The key to making this work was finding a way to get the three gene pieces to assemble back together again once inside the cell. This involved flanking each gene piece with special ‘recombinogenic’ and ‘splicing’ sequences. The recombinogenic sequences are used for the sticking; like two Velcro pads at either end of a piece of fabric, the cell uses these sequences to assemble the gene into one. However, this leaves rough sequences in the middle of the gene, making it impossible to read. This is where the splice sites come in. These sequences tell the cell to chop out the intervening recombination parts, much like instructing someone to diligently sew together the Velcroed fabrics, leaving one uninterrupted, readable sequence.

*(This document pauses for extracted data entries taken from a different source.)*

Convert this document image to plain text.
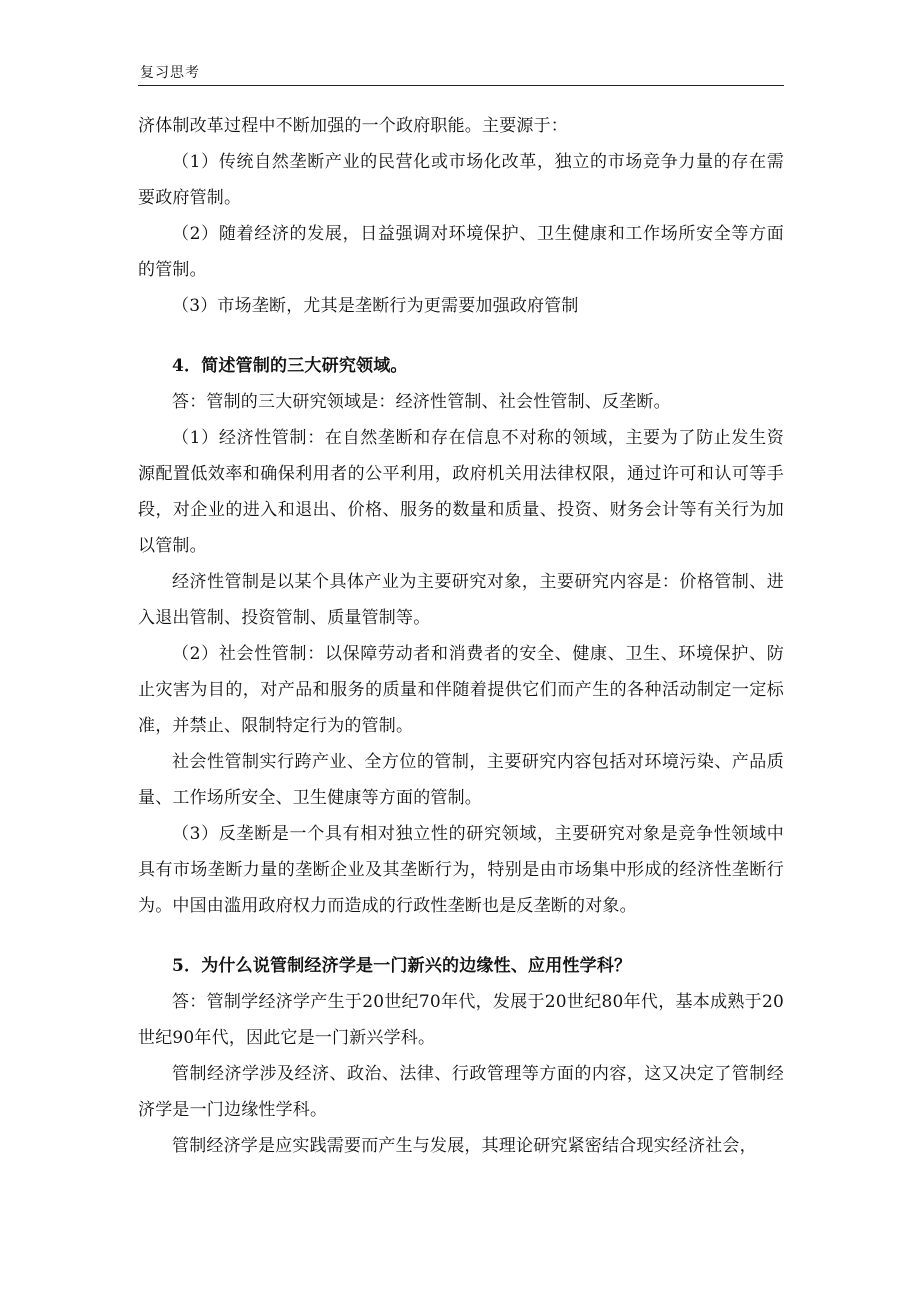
复习思考

济体制改革过程中不断加强的一个政府职能。主要源于：

（1）传统自然垄断产业的民营化或市场化改革，独立的市场竞争力量的存在需要政府管制。

（2）随着经济的发展，日益强调对环境保护、卫生健康和工作场所安全等方面的管制。

（3）市场垄断，尤其是垄断行为更需要加强政府管制

4．简述管制的三大研究领域。

答：管制的三大研究领域是：经济性管制、社会性管制、反垄断。

（1）经济性管制：在自然垄断和存在信息不对称的领域，主要为了防止发生资源配置低效率和确保利用者的公平利用，政府机关用法律权限，通过许可和认可等手段，对企业的进入和退出、价格、服务的数量和质量、投资、财务会计等有关行为加以管制。

经济性管制是以某个具体产业为主要研究对象，主要研究内容是：价格管制、进入退出管制、投资管制、质量管制等。

（2）社会性管制：以保障劳动者和消费者的安全、健康、卫生、环境保护、防止灾害为目的，对产品和服务的质量和伴随着提供它们而产生的各种活动制定一定标准，并禁止、限制特定行为的管制。

社会性管制实行跨产业、全方位的管制，主要研究内容包括对环境污染、产品质量、工作场所安全、卫生健康等方面的管制。

（3）反垄断是一个具有相对独立性的研究领域，主要研究对象是竞争性领域中具有市场垄断力量的垄断企业及其垄断行为，特别是由市场集中形成的经济性垄断行为。中国由滥用政府权力而造成的行政性垄断也是反垄断的对象。

5．为什么说管制经济学是一门新兴的边缘性、应用性学科？

答：管制学经济学产生于20世纪70年代，发展于20世纪80年代，基本成熟于20世纪90年代，因此它是一门新兴学科。

管制经济学涉及经济、政治、法律、行政管理等方面的内容，这又决定了管制经济学是一门边缘性学科。

管制经济学是应实践需要而产生与发展，其理论研究紧密结合现实经济社会，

The researchers showed that when these viruses were injected into the retinas of mice with the CDH23 mutation, levels of full-length CDH23 protein were shown to increase. Unfortunately, this system cannot show whether the increase is enough to reverse any of the effects of the disease.

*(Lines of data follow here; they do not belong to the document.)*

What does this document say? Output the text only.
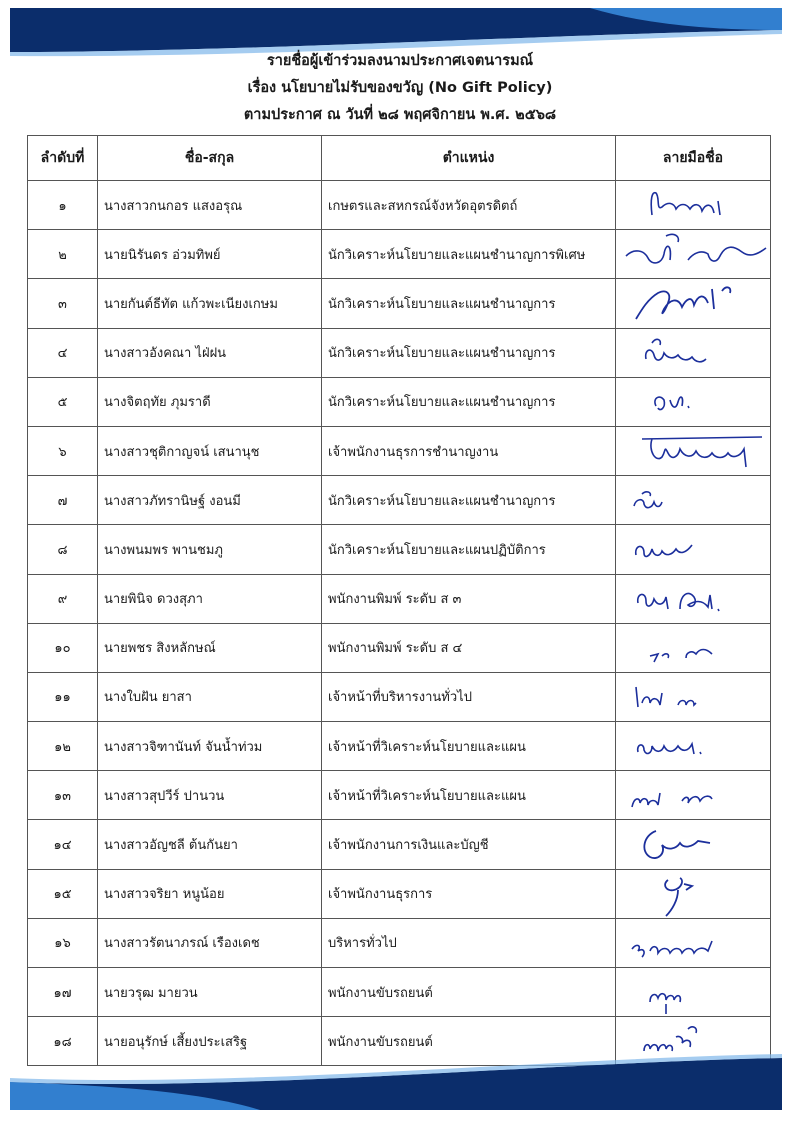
รายชื่อผู้เข้าร่วมลงนามประกาศเจตนารมณ์
เรื่อง นโยบายไม่รับของขวัญ (No Gift Policy)
ตามประกาศ ณ วันที่ ๒๘ พฤศจิกายน พ.ศ. ๒๕๖๘
ลำดับที่	ชื่อ-สกุล	ตำแหน่ง	ลายมือชื่อ
๑	นางสาวกนกอร แสงอรุณ	เกษตรและสหกรณ์จังหวัดอุตรดิตถ์	

๒	นายนิรันดร อ่วมทิพย์	นักวิเคราะห์นโยบายและแผนชำนาญการพิเศษ	

๓	นายกันต์ธีทัต แก้วพะเนียงเกษม	นักวิเคราะห์นโยบายและแผนชำนาญการ	

๔	นางสาวอังคณา ไฝ่ฝน	นักวิเคราะห์นโยบายและแผนชำนาญการ	

๕	นางจิตฤทัย ภุมราดี	นักวิเคราะห์นโยบายและแผนชำนาญการ	

๖	นางสาวชุติกาญจน์ เสนานุช	เจ้าพนักงานธุรการชำนาญงาน	

๗	นางสาวภัทรานิษฐ์ งอนมี	นักวิเคราะห์นโยบายและแผนชำนาญการ	

๘	นางพนมพร พานชมภู	นักวิเคราะห์นโยบายและแผนปฏิบัติการ	

๙	นายพินิจ ดวงสุภา	พนักงานพิมพ์ ระดับ ส ๓	

๑๐	นายพชร สิงหลักษณ์	พนักงานพิมพ์ ระดับ ส ๔	

๑๑	นางใบฝัน ยาสา	เจ้าหน้าที่บริหารงานทั่วไป	

๑๒	นางสาวจิฑานันท์ จันน้ำท่วม	เจ้าหน้าที่วิเคราะห์นโยบายและแผน	

๑๓	นางสาวสุปวีร์ ปานวน	เจ้าหน้าที่วิเคราะห์นโยบายและแผน	

๑๔	นางสาวอัญชลี ต้นกันยา	เจ้าพนักงานการเงินและบัญชี	

๑๕	นางสาวจริยา หนูน้อย	เจ้าพนักงานธุรการ	

๑๖	นางสาวรัตนาภรณ์ เรืองเดช	บริหารทั่วไป	

๑๗	นายวรุฒ มายวน	พนักงานขับรถยนต์	

๑๘	นายอนุรักษ์ เสี้ยงประเสริฐ	พนักงานขับรถยนต์	
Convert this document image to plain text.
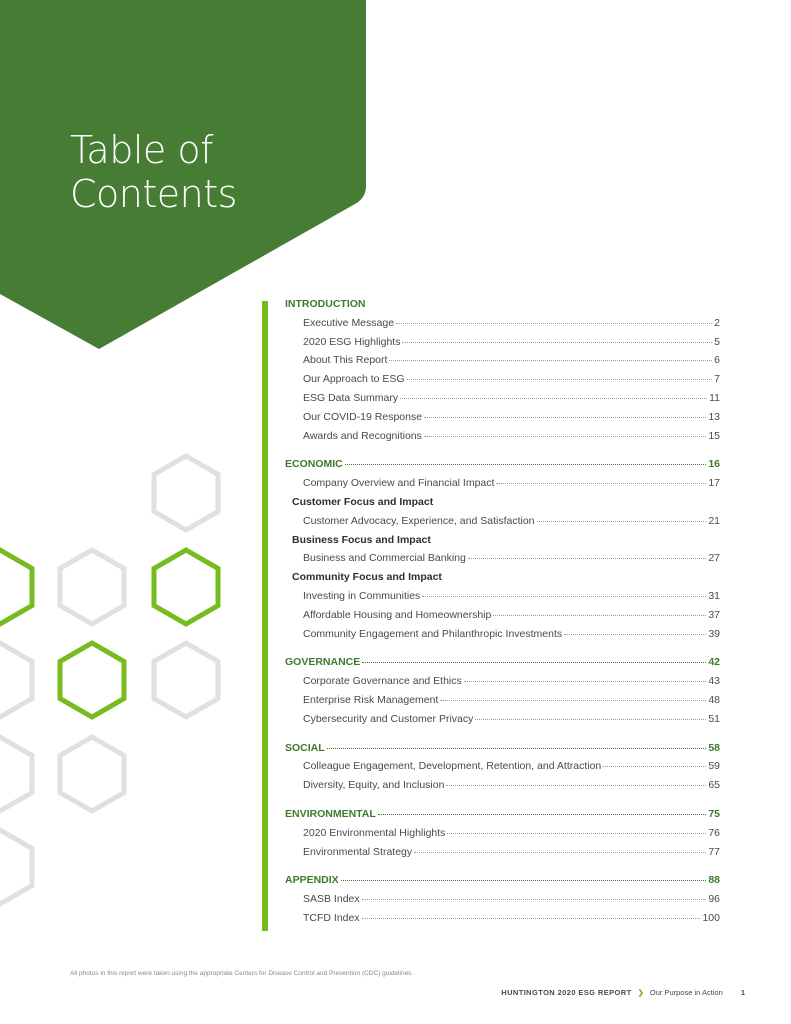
Table of
Contents
INTRODUCTION
Executive Message	2
2020 ESG Highlights	5
About This Report	6
Our Approach to ESG	7
ESG Data Summary	11
Our COVID-19 Response	13
Awards and Recognitions	15
ECONOMIC	16
Company Overview and Financial Impact	17
Customer Focus and Impact
Customer Advocacy, Experience, and Satisfaction	21
Business Focus and Impact
Business and Commercial Banking	27
Community Focus and Impact
Investing in Communities	31
Affordable Housing and Homeownership	37
Community Engagement and Philanthropic Investments	39
GOVERNANCE	42
Corporate Governance and Ethics	43
Enterprise Risk Management	48
Cybersecurity and Customer Privacy	51
SOCIAL	58
Colleague Engagement, Development, Retention, and Attraction	59
Diversity, Equity, and Inclusion	65
ENVIRONMENTAL	75
2020 Environmental Highlights	76
Environmental Strategy	77
APPENDIX	88
SASB Index	96
TCFD Index	100
All photos in this report were taken using the appropriate Centers for Disease Control and Prevention (CDC) guidelines.
HUNTINGTON 2020 ESG REPORT ❯ Our Purpose in Action 1
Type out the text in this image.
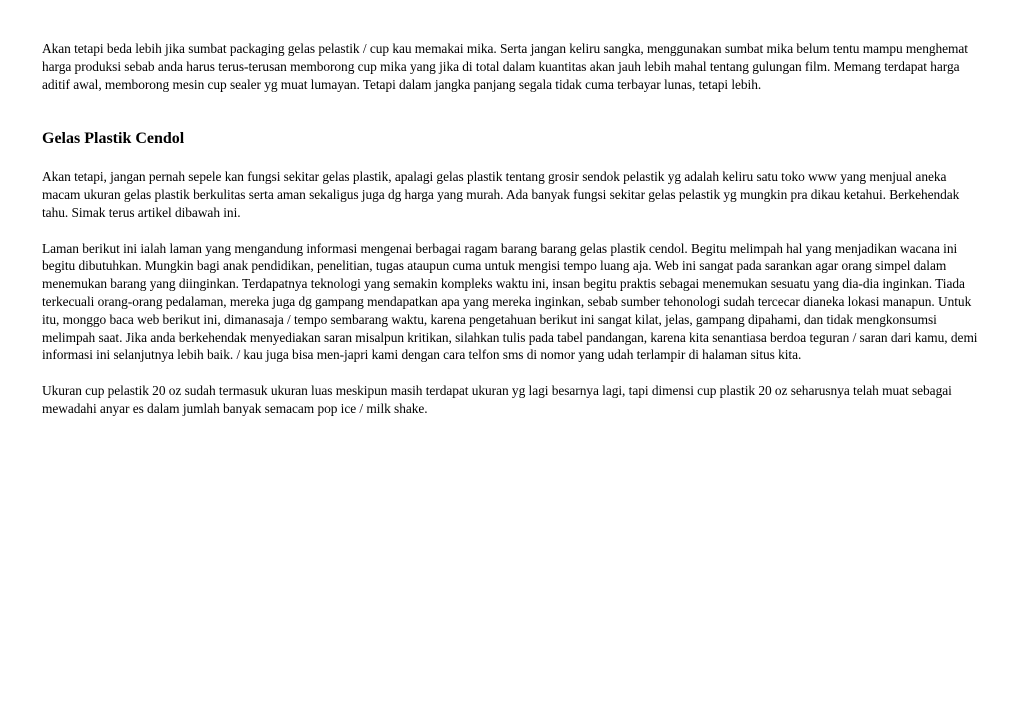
Akan tetapi beda lebih jika sumbat packaging gelas pelastik / cup kau memakai mika. Serta jangan keliru sangka, menggunakan sumbat mika belum tentu mampu menghemat harga produksi sebab anda harus terus-terusan memborong cup mika yang jika di total dalam kuantitas akan jauh lebih mahal tentang gulungan film. Memang terdapat harga aditif awal, memborong mesin cup sealer yg muat lumayan. Tetapi dalam jangka panjang segala tidak cuma terbayar lunas, tetapi lebih.

Gelas Plastik Cendol

Akan tetapi, jangan pernah sepele kan fungsi sekitar gelas plastik, apalagi gelas plastik tentang grosir sendok pelastik yg adalah keliru satu toko www yang menjual aneka macam ukuran gelas plastik berkulitas serta aman sekaligus juga dg harga yang murah. Ada banyak fungsi sekitar gelas pelastik yg mungkin pra dikau ketahui. Berkehendak tahu. Simak terus artikel dibawah ini.

Laman berikut ini ialah laman yang mengandung informasi mengenai berbagai ragam barang barang gelas plastik cendol. Begitu melimpah hal yang menjadikan wacana ini begitu dibutuhkan. Mungkin bagi anak pendidikan, penelitian, tugas ataupun cuma untuk mengisi tempo luang aja. Web ini sangat pada sarankan agar orang simpel dalam menemukan barang yang diinginkan. Terdapatnya teknologi yang semakin kompleks waktu ini, insan begitu praktis sebagai menemukan sesuatu yang dia-dia inginkan. Tiada terkecuali orang-orang pedalaman, mereka juga dg gampang mendapatkan apa yang mereka inginkan, sebab sumber tehonologi sudah tercecar dianeka lokasi manapun. Untuk itu, monggo baca web berikut ini, dimanasaja / tempo sembarang waktu, karena pengetahuan berikut ini sangat kilat, jelas, gampang dipahami, dan tidak mengkonsumsi melimpah saat. Jika anda berkehendak menyediakan saran misalpun kritikan, silahkan tulis pada tabel pandangan, karena kita senantiasa berdoa teguran / saran dari kamu, demi informasi ini selanjutnya lebih baik. / kau juga bisa men-japri kami dengan cara telfon sms di nomor yang udah terlampir di halaman situs kita.

Ukuran cup pelastik 20 oz sudah termasuk ukuran luas meskipun masih terdapat ukuran yg lagi besarnya lagi, tapi dimensi cup plastik 20 oz seharusnya telah muat sebagai mewadahi anyar es dalam jumlah banyak semacam pop ice / milk shake.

This research hopefully provides some light at the end of the tunnel for children suffering from Usher’s. Maybe one day, AAV will be just another weapon in the fight against monsters in the dark.

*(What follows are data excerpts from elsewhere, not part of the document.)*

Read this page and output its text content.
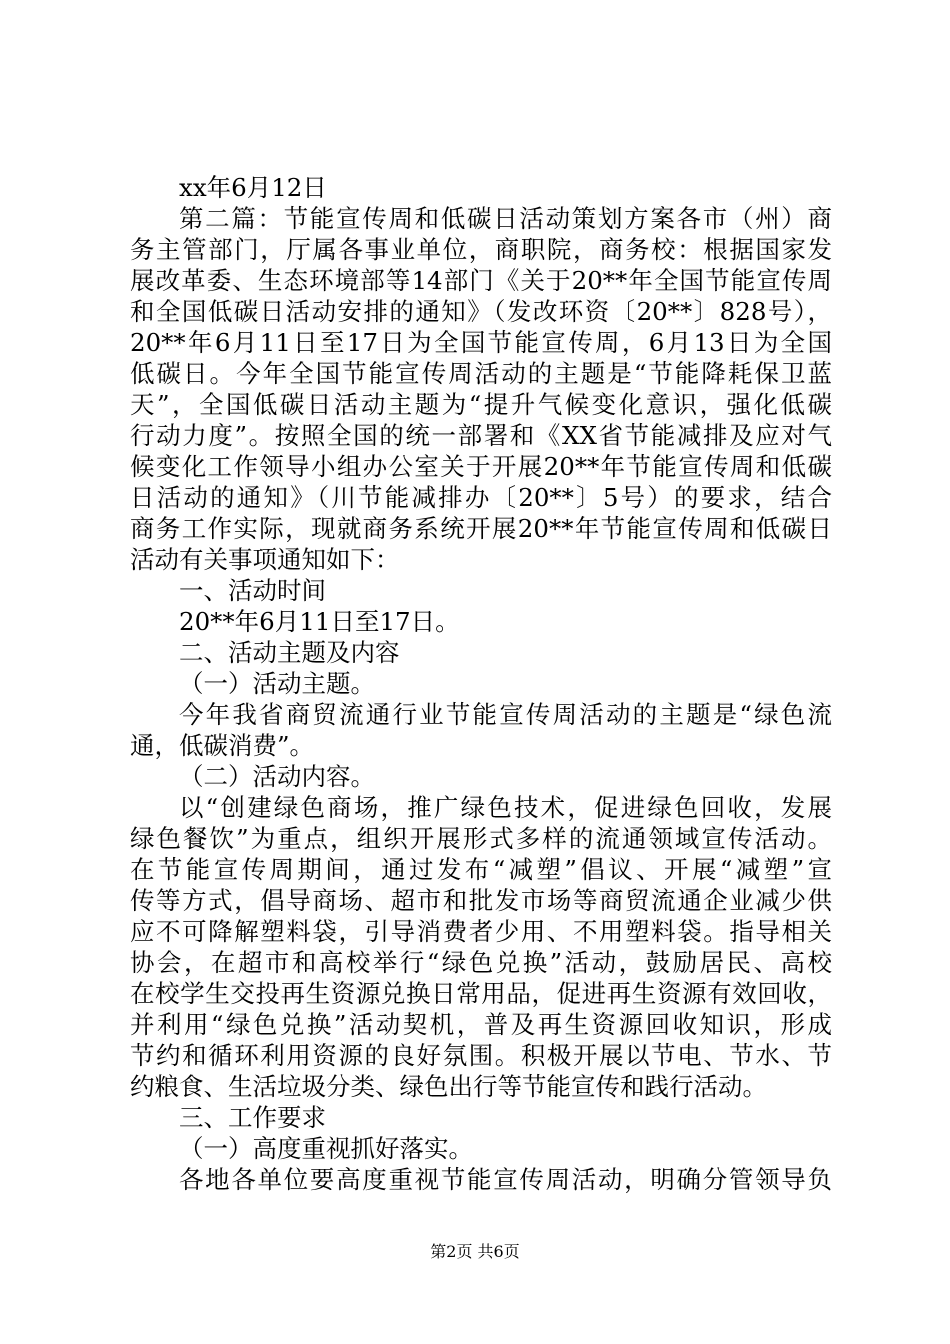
xx年6月12日
第二篇：节能宣传周和低碳日活动策划方案各市（州）商
务主管部门，厅属各事业单位，商职院，商务校：根据国家发
展改革委、生态环境部等14部门《关于20**年全国节能宣传周
和全国低碳日活动安排的通知》（发改环资〔20**〕828号），
20**年6月11日至17日为全国节能宣传周，6月13日为全国
低碳日。今年全国节能宣传周活动的主题是“节能降耗保卫蓝
天”，全国低碳日活动主题为“提升气候变化意识，强化低碳
行动力度”。按照全国的统一部署和《XX省节能减排及应对气
候变化工作领导小组办公室关于开展20**年节能宣传周和低碳
日活动的通知》（川节能减排办〔20**〕5号）的要求，结合
商务工作实际，现就商务系统开展20**年节能宣传周和低碳日
活动有关事项通知如下：
一、活动时间
20**年6月11日至17日。
二、活动主题及内容
（一）活动主题。
今年我省商贸流通行业节能宣传周活动的主题是“绿色流
通，低碳消费”。
（二）活动内容。
以“创建绿色商场，推广绿色技术，促进绿色回收，发展
绿色餐饮”为重点，组织开展形式多样的流通领域宣传活动。
在节能宣传周期间，通过发布“减塑”倡议、开展“减塑”宣
传等方式，倡导商场、超市和批发市场等商贸流通企业减少供
应不可降解塑料袋，引导消费者少用、不用塑料袋。指导相关
协会，在超市和高校举行“绿色兑换”活动，鼓励居民、高校
在校学生交投再生资源兑换日常用品，促进再生资源有效回收，
并利用“绿色兑换”活动契机，普及再生资源回收知识，形成
节约和循环利用资源的良好氛围。积极开展以节电、节水、节
约粮食、生活垃圾分类、绿色出行等节能宣传和践行活动。
三、工作要求
（一）高度重视抓好落实。
各地各单位要高度重视节能宣传周活动，明确分管领导负
第2页 共6页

About the Author: Alex Binks (@binknabel) is a final year PhD student at the University of Glasgow, currently completing the remainder of his studies on a secondment at Imperial College London, supervised by Prof Iain McNeish. Alex’s research revolves around oncolytic (“cancer-killing”) viruses and how the mechanisms of killing that these viruses employ can impact the immune system. Outside of the lab, Alex enjoys finding ways to engage the public with his science via articles and videos.
Comments from our judge on the 2018 competition: Our judge, Jenny Rohn, was impressed with the high quality of the entries this year. After a difficult decision, the prize went to Alex Binks, a PhD student from the University of Glasgow, for his essay entitled Of Monsters and Genes: using AAV as a tool in the fight against childhood blindness.
“Alex engages the reader straight away with a humorous sketch about how kids are afraid of the dark and what parents have to do to mitigate night terrors at bedtime,” Jenny says. “But then the tone shifts dramatically as he paints a haunting picture of what life is like for patients with Usher syndrome, ‘tendrils of blackness creeping in from every angle’ “.
The essay was also packed full of creative and humorous analogies to aid in comprehension of the science: gene therapy was likened to changing a flat tyre – in an assault course with fire pits and swinging axes – whereas packing a segmented genome into a virus particle was like trying to get a family of very tall people into a Mini. And along with the best essays, Alex’s piece ended full circle, echoing those monsters under the bed from the beginning.
Although not taking the prize, Jenny chuckled quite a bit over an essay about gingival scarring by Chris Smith, a PhD student from Barts and the London School of Medicine and Dentistry, which was penned entirely in rhyming couplets. Her favourite line? “Let’s examine the role of saliva/Strip it down like Lady Godiva”.
Many thanks to everyone who entered this year.